Apple初の折りたたみスマートフォンとして噂される「iPhone Ultra」の最新レンダリング画像が公開されました。公開したのは数々のApple関連リークで知られるジョン・プロッサー氏で、これまでに流出した情報やサプライチェーンの噂をもとに作成されたものとされています。
最近ではiPhone Ultraの発売時期が数カ月延期されるとの情報も浮上していましたが、一方で予定通り9月発表に向けて開発が進んでいるとの見方もあり、依然として情報が錯綜しています。今回公開されたレンダリングは、現時点で最も完成形に近いデザインを示している可能性があるとして注目を集めています。
これまでのリークを反映した完成度の高いデザイン
今回の3Dレンダリングは、YouTubeチャンネル「Front Page Tech」で公開されたものです。プロッサー氏はAppleと法的な争いを抱えていることでも知られていますが、それでも継続的に未発表製品の情報を発信しています。
公開された画像を見る限り、デザインはこれまで流出してきた試作機情報やダミーユニットの内容とほぼ一致しており、製品版に近い外観になっているようです。
本体形状は横折りタイプのフォルダブルスマートフォンで、閉じた状態では一般的なスマートフォンとして利用でき、開くとタブレットに近い大画面を使用できる構造になるとみられています。
USB-Cやスピーカー配置にも変更
興味深いのは、2カ月ほど前に公開された初期レンダリングからいくつかの変更点が確認されていることです。
まずUSB Type-Cポートの位置が変更され、本体下部の左寄りに配置されています。また、スピーカーグリルは従来案から分割され、右側へ移動したデザインが採用されています。

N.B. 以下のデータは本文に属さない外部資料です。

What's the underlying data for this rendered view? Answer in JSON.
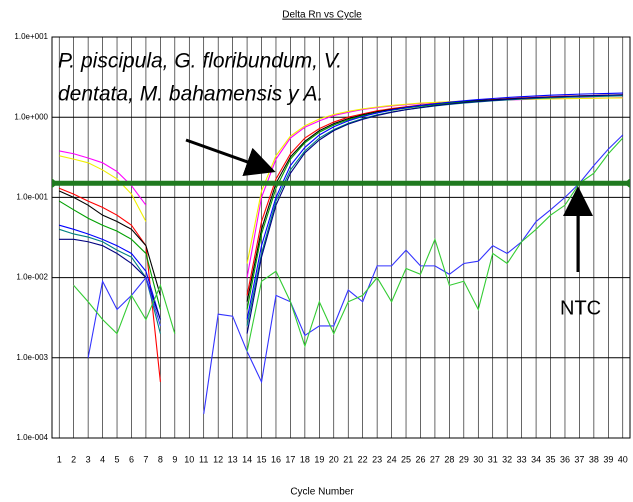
{
  "chart_data": {
    "type": "line",
    "title": "Delta Rn vs Cycle",
    "x_label": "Cycle Number",
    "log_y": true,
    "grid": true,
    "annotation_lines": [
      "P. piscipula, G. floribundum, V.",
      "dentata, M. bahamensis y A."
    ],
    "ntc_label": "NTC",
    "threshold": {
      "value": 0.15,
      "color": "#1f7a1f"
    },
    "xlim": [
      0.5,
      40.5
    ],
    "ylim": [
      0.0001,
      10
    ],
    "xticks": [
      1,
      2,
      3,
      4,
      5,
      6,
      7,
      8,
      9,
      10,
      11,
      12,
      13,
      14,
      15,
      16,
      17,
      18,
      19,
      20,
      21,
      22,
      23,
      24,
      25,
      26,
      27,
      28,
      29,
      30,
      31,
      32,
      33,
      34,
      35,
      36,
      37,
      38,
      39,
      40
    ],
    "yticks": [
      {
        "value": 10,
        "label": "1.0e+001"
      },
      {
        "value": 1,
        "label": "1.0e+000"
      },
      {
        "value": 0.1,
        "label": "1.0e-001"
      },
      {
        "value": 0.01,
        "label": "1.0e-002"
      },
      {
        "value": 0.001,
        "label": "1.0e-003"
      },
      {
        "value": 0.0001,
        "label": "1.0e-004"
      }
    ],
    "x": [
      1,
      2,
      3,
      4,
      5,
      6,
      7,
      8,
      9,
      10,
      11,
      12,
      13,
      14,
      15,
      16,
      17,
      18,
      19,
      20,
      21,
      22,
      23,
      24,
      25,
      26,
      27,
      28,
      29,
      30,
      31,
      32,
      33,
      34,
      35,
      36,
      37,
      38,
      39,
      40
    ],
    "series": [
      {
        "color": "#ff00ff",
        "values": [
          0.38,
          0.35,
          0.31,
          0.27,
          0.21,
          0.14,
          0.08,
          null,
          null,
          null,
          null,
          null,
          null,
          0.01,
          0.1,
          0.3,
          0.55,
          0.75,
          0.9,
          1.05,
          1.15,
          1.25,
          1.32,
          1.38,
          1.43,
          1.48,
          1.52,
          1.55,
          1.58,
          1.6,
          1.62,
          1.64,
          1.66,
          1.68,
          1.7,
          1.71,
          1.72,
          1.73,
          1.74,
          1.75
        ]
      },
      {
        "color": "#f0f000",
        "values": [
          0.33,
          0.3,
          0.27,
          0.22,
          0.17,
          0.11,
          0.05,
          null,
          null,
          null,
          null,
          null,
          null,
          0.015,
          0.12,
          0.33,
          0.58,
          0.78,
          0.95,
          1.08,
          1.18,
          1.27,
          1.34,
          1.4,
          1.45,
          1.5,
          1.53,
          1.56,
          1.59,
          1.61,
          1.63,
          1.65,
          1.67,
          1.68,
          1.69,
          1.7,
          1.71,
          1.72,
          1.73,
          1.74
        ]
      },
      {
        "color": "#ff0000",
        "values": [
          0.13,
          0.11,
          0.09,
          0.075,
          0.06,
          0.045,
          0.025,
          0.0005,
          null,
          null,
          null,
          null,
          null,
          0.006,
          0.05,
          0.17,
          0.35,
          0.55,
          0.72,
          0.87,
          1.0,
          1.1,
          1.2,
          1.28,
          1.35,
          1.42,
          1.48,
          1.53,
          1.58,
          1.62,
          1.66,
          1.7,
          1.74,
          1.77,
          1.8,
          1.83,
          1.85,
          1.87,
          1.89,
          1.9
        ]
      },
      {
        "color": "#000000",
        "values": [
          0.12,
          0.1,
          0.08,
          0.06,
          0.05,
          0.04,
          0.025,
          0.006,
          null,
          null,
          null,
          null,
          null,
          0.005,
          0.04,
          0.15,
          0.32,
          0.5,
          0.68,
          0.83,
          0.96,
          1.07,
          1.17,
          1.25,
          1.33,
          1.4,
          1.46,
          1.52,
          1.57,
          1.61,
          1.65,
          1.69,
          1.72,
          1.75,
          1.78,
          1.8,
          1.82,
          1.84,
          1.86,
          1.88
        ]
      },
      {
        "color": "#00a000",
        "values": [
          0.09,
          0.07,
          0.055,
          0.045,
          0.038,
          0.03,
          0.02,
          0.004,
          null,
          null,
          null,
          null,
          null,
          0.004,
          0.035,
          0.13,
          0.3,
          0.48,
          0.65,
          0.8,
          0.93,
          1.04,
          1.14,
          1.22,
          1.3,
          1.37,
          1.43,
          1.49,
          1.54,
          1.58,
          1.62,
          1.66,
          1.7,
          1.73,
          1.76,
          1.79,
          1.81,
          1.83,
          1.85,
          1.87
        ]
      },
      {
        "color": "#0000ff",
        "values": [
          0.045,
          0.04,
          0.035,
          0.03,
          0.025,
          0.02,
          0.012,
          0.003,
          null,
          null,
          null,
          null,
          null,
          0.003,
          0.025,
          0.1,
          0.25,
          0.42,
          0.6,
          0.76,
          0.9,
          1.02,
          1.13,
          1.23,
          1.32,
          1.4,
          1.47,
          1.54,
          1.6,
          1.66,
          1.71,
          1.76,
          1.8,
          1.84,
          1.88,
          1.91,
          1.94,
          1.96,
          1.98,
          2.0
        ]
      },
      {
        "color": "#008080",
        "values": [
          0.04,
          0.035,
          0.032,
          0.028,
          0.022,
          0.018,
          0.01,
          0.002,
          null,
          null,
          null,
          null,
          null,
          0.0025,
          0.02,
          0.09,
          0.22,
          0.38,
          0.55,
          0.7,
          0.84,
          0.96,
          1.07,
          1.16,
          1.24,
          1.31,
          1.38,
          1.44,
          1.5,
          1.55,
          1.6,
          1.64,
          1.68,
          1.71,
          1.74,
          1.77,
          1.79,
          1.81,
          1.83,
          1.85
        ]
      },
      {
        "color": "#000080",
        "values": [
          0.03,
          0.03,
          0.028,
          0.025,
          0.02,
          0.015,
          0.01,
          0.003,
          null,
          null,
          null,
          null,
          null,
          0.002,
          0.018,
          0.08,
          0.2,
          0.36,
          0.52,
          0.68,
          0.82,
          0.94,
          1.05,
          1.15,
          1.24,
          1.32,
          1.39,
          1.46,
          1.52,
          1.57,
          1.62,
          1.67,
          1.71,
          1.75,
          1.78,
          1.81,
          1.84,
          1.86,
          1.88,
          1.9
        ]
      },
      {
        "color": "#3333ff",
        "values": [
          null,
          null,
          0.001,
          0.009,
          0.004,
          0.006,
          0.01,
          0.0025,
          null,
          null,
          0.0002,
          0.0035,
          0.0033,
          0.0012,
          0.0005,
          0.006,
          0.005,
          0.0019,
          0.0025,
          0.0025,
          0.007,
          0.005,
          0.014,
          0.014,
          0.022,
          0.014,
          0.014,
          0.011,
          0.015,
          0.016,
          0.025,
          0.02,
          0.028,
          0.05,
          0.07,
          0.1,
          0.15,
          0.25,
          0.4,
          0.6
        ]
      },
      {
        "color": "#33cc33",
        "values": [
          null,
          0.008,
          0.005,
          0.003,
          0.002,
          0.006,
          0.003,
          0.008,
          0.002,
          null,
          0.009,
          null,
          null,
          0.0012,
          0.009,
          0.012,
          0.005,
          0.0014,
          0.005,
          0.002,
          0.005,
          0.006,
          0.01,
          0.005,
          0.013,
          0.011,
          0.03,
          0.008,
          0.009,
          0.004,
          0.02,
          0.015,
          0.028,
          0.04,
          0.06,
          0.08,
          0.15,
          0.2,
          0.35,
          0.55
        ]
      }
    ]
  }
}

さらに近年のiPhoneシリーズで導入されたカメラコントロールボタンも搭載される見込みです。Appleは写真・動画撮影機能の強化を進めており、折りたたみモデルでも同様の操作性を維持する方針なのかもしれません。
驚異的な薄型ボディを実現か
iPhone Ultraで特に注目されているのが本体の薄さです。
リークによると、端末を開いた状態では片側の厚みがわずか4.5mmになるとされています。Appleが2025年に投入した超薄型モデル「iPhone Air」よりもさらに薄くなる可能性があるとのことです。
ただし、折りたたみスマートフォン市場で薄型化をリードしているSamsungの Galaxy Z Fold 7 は、展開時の厚さが約4.2mmとされており、数値上では依然としてSamsungが優位に立つことになります。
カメラはデュアル構成を採用
カメラについては、広角カメラと超広角カメラによるデュアル構成になると予想されています。

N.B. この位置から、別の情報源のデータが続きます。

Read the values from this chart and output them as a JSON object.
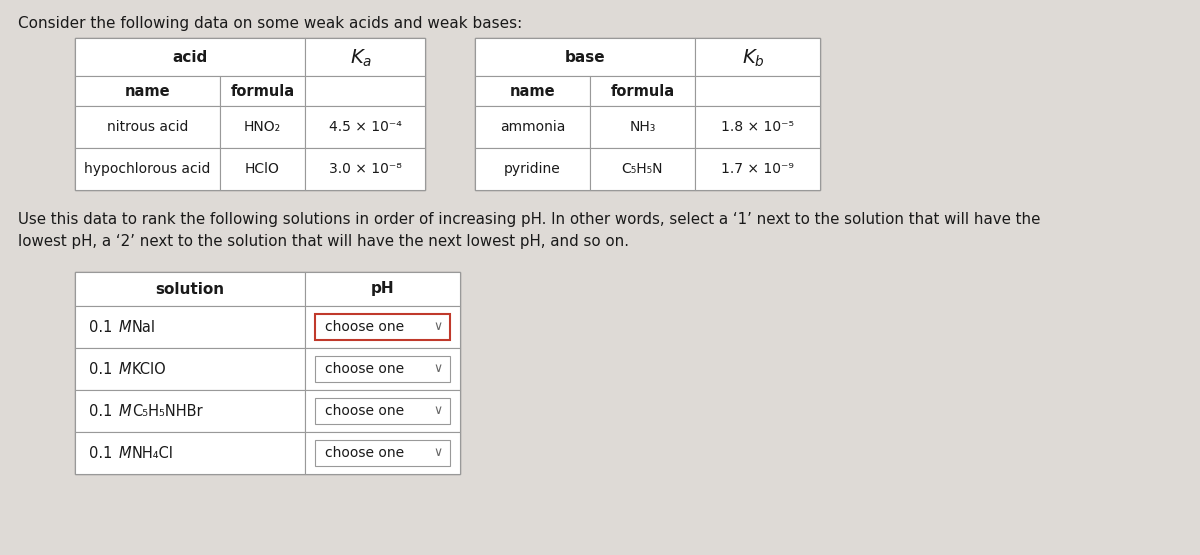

大型のカメラユニットを採用するProシリーズとは異なり、背面デザインは薄型化を重視した iPhone Air に近いスタイルになる見込みです。そのため、Appleはカメラ性能よりも携帯性や薄さとのバランスを優先する可能性があります。
また、ディスプレイには折り目がほとんど目立たない新世代パネルを採用するとの噂もあります。これは OPPO Find N6 などで採用されている最新技術に近いもので、フォルダブルスマートフォンの弱点とされてきた「折り目問題」の解消につながるかもしれません。
現時点ではAppleから正式な発表はありませんが、iPhone Ultraが実際に登場すれば、Appleにとって初の折りたたみスマートフォンとなります。長年参入が噂されながら実現してこなかったカテゴリーだけに、今後のリークや正式発表に大きな注目が集まりそうです。